O zaman iyi bürokratsınız...
Dale Danten (ABD)
Eski bir bürokrat... Şimdilerde ise ANAP milletvekili... Dürüst, namuslu bir isim... Gerek eski görevi, gerekse şimdiki mevkii dolayısıyla o kadar çok pisliğe, yolsuzluğa ve hırsızlığa tanık olmuş ki... Dünkü sohbetimizde dayanamıyor, ilginç bulduğu birini özetliyor:
"İstanbul Atatürk Havalimanı'nın genişletilmesi işi, yaklaşık 250 milyon dolarlık bir ihale... Pasta bu kadar büyük olunca, pastayı kapma kavgası da o kadar büyük oluyor tabii... Bu işin komisyonu bile insanın yedi göbek sülalesini ihya edecek çapta... En az 5-6 milyon dolar... Aciliyeti olmasına karşın, ihale bir türlü sonuçlanmıyor. Çünkü ihaleye giren firmaların hepsi de büyük ve güçlü... Buna bağlı olarak da devletin her kademesinde etkili olabiliyorlar... Pasta kavgası yüzünden ihaleyi yapacak komisyon tam dört kez değiştirildi, ama sonuç değişmedi. Neden mi? Çünkü hemen her komisyon üyesi bir firmanın adamı. Firmalar, yıllardır bu adamları besleyip duruyor. Geçenlerde bu ihaleye giren bir firma yetkilisiyle konuşuyordum; `Yahu' dedi, `fena halde kuşkulanmaya başladım. Adamları zaten maaşa bağladığımız için kasten mi uzatıyorlar bu işi diye. İhale sonuçlandığında cukkaları da kesilmiş olacak ya!.."
Dostumuz, bildiği bütün pislikleri, kendisine yeterli süre veya yer ayıracak bir TV programında ya da bir gazetede adıyla sanıyla açıklamaya hazır. İlgilenenlere duyurulur efendim...
ANAP lideri Mesut Yılmaz ile üç büyük konfederasyon; Türk - İş, DİSK ve Türkiye Esnaf ve Sanatkarlar Konfederasyonu (TESK), 1 milyon kişinin katılacağı dev bir miting konusunda anlaşmaya vardılar.
Peki CHP ve DSP?..
Onlar ortada yok. Dünyanın her yerinde emekçilerin doğal partisi, sosyal demokrat ve sol partilerdir. Türkiye'de ise durum değişik.. Kendilerini sosyal demokrat olarak niteleyen partilerin liderleri Ecevit ve Baykal, sendika kapısından içeri adım atmıyor. Sendikalar da ister istemez bir sermaye partisinin; ANAP'ın peşine takılıyor.

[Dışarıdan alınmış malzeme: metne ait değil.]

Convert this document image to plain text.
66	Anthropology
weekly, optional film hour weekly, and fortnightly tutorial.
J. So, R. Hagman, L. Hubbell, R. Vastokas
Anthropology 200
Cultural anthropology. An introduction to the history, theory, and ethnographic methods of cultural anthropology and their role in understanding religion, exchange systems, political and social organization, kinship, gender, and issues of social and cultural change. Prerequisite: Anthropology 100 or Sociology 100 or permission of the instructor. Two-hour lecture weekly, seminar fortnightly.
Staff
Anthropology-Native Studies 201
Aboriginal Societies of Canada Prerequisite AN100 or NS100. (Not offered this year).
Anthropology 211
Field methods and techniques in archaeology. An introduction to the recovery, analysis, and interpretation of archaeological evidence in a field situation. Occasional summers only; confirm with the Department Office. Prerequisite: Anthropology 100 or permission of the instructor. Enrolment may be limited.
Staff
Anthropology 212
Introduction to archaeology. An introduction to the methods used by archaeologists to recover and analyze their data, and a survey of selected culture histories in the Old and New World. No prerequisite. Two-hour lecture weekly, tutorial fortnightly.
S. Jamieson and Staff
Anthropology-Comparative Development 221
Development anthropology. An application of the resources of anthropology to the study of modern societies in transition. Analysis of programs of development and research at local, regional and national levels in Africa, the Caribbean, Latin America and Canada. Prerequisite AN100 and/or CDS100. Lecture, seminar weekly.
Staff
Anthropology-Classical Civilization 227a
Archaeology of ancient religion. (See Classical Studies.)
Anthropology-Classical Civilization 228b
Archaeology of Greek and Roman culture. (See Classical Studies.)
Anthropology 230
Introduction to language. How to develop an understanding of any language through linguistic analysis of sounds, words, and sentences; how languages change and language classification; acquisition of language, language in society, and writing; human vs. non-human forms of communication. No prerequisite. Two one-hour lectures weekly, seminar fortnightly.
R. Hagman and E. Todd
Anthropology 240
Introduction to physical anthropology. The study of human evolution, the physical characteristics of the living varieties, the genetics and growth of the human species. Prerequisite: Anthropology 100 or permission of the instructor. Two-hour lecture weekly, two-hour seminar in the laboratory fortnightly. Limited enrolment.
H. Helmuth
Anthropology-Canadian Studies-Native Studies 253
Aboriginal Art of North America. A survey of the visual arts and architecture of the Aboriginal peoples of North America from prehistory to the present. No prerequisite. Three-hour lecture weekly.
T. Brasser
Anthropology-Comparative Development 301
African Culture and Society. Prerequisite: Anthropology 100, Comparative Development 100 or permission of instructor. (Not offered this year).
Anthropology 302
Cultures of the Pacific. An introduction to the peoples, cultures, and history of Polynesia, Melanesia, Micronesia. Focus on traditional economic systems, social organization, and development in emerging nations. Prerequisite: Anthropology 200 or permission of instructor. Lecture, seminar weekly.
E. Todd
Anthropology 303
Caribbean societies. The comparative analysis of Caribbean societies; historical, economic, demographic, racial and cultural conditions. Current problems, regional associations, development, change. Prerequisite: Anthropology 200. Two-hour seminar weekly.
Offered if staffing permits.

DSP ve CHP neden DİSK ve diğer sendikalardan kaçıyor? Herhalde o tarafa biraz yaklaşırlarsa sendikaların kendilerini gerçekten sosyal demokrat olmaya zorlayacağından korkuyorlar.
DSP ve CHP'nin bugün sendikalara ANAP kadar yakın olmaması.. bir başka deyişle; ANAP'ın sağına düşmeleri tarihe geçecek bir ayıptır...
Taksim, RP'nin gündeminden düşmüyor... "Cami" konusundaki tartışmaların hemen ardından İstanbul Büyükşehir Belediyesi, Taksim Parkı'nın ana caddeye bakan yüzünde bulunan işyerlerinden "burayı en kısa zamanda tahliye etmelerini" istiyor.
Sebep?.. Hayır; "bir kısım medya"nın söylediği gibi... "camiye yer açmak" değil!.. Tayyip Erdoğan, "tahliye tebligatlarının cami projesiyle ilgisi olmadığını, amacın Sözen döneminde düşünülen taşıt trafiğini yer altına alma ve Taksim'i tamamen yayalaştırma projesini gerçekleştirmek" olduğunu söylüyor...
Bu son gelişmeleri Mimarlar Odası eski Başkanı Oktay Ekinci bakınız nasıl değerlendiriyor:
- Erbakan "Taksim'e cami yapılacak" diye direktifler vermeye devam ederken Büyükşehir Belediyesi'nin Taksim'de bir planlama çalışması başlatması, akla elbette ki Erbakan'ın direktifine uygun bir yeni çözüm arayışını getiriyor. Kaldı ki, bu yeni arayış da yasal bir zemine oturmuyor. İşyerlerine yapılan tahliye tabligatlarının "yasal" olabilmesi için, en başta tahliye gerekçesi olarak gösterilen projenin "yasallık kazanması" gerekir. Oysa şu anda Belediye sadece bir düzenleme düşüncesi içindedir ve henüz proje çalışması bile başlatmamıştır. Taksim Meydanı'nı ilgilendiren herhangi bir proje, Belediye Meclisi'nce onaylanmadan ve Koruma Kurulu'nca uygun görülmeden yasal olarak yürürlüğe giremez. Bu şekilde yürürlülük kazanmamış, fikir düzeyindeki bir proje için de ilgililere tahliye tebligatı yapılamaz.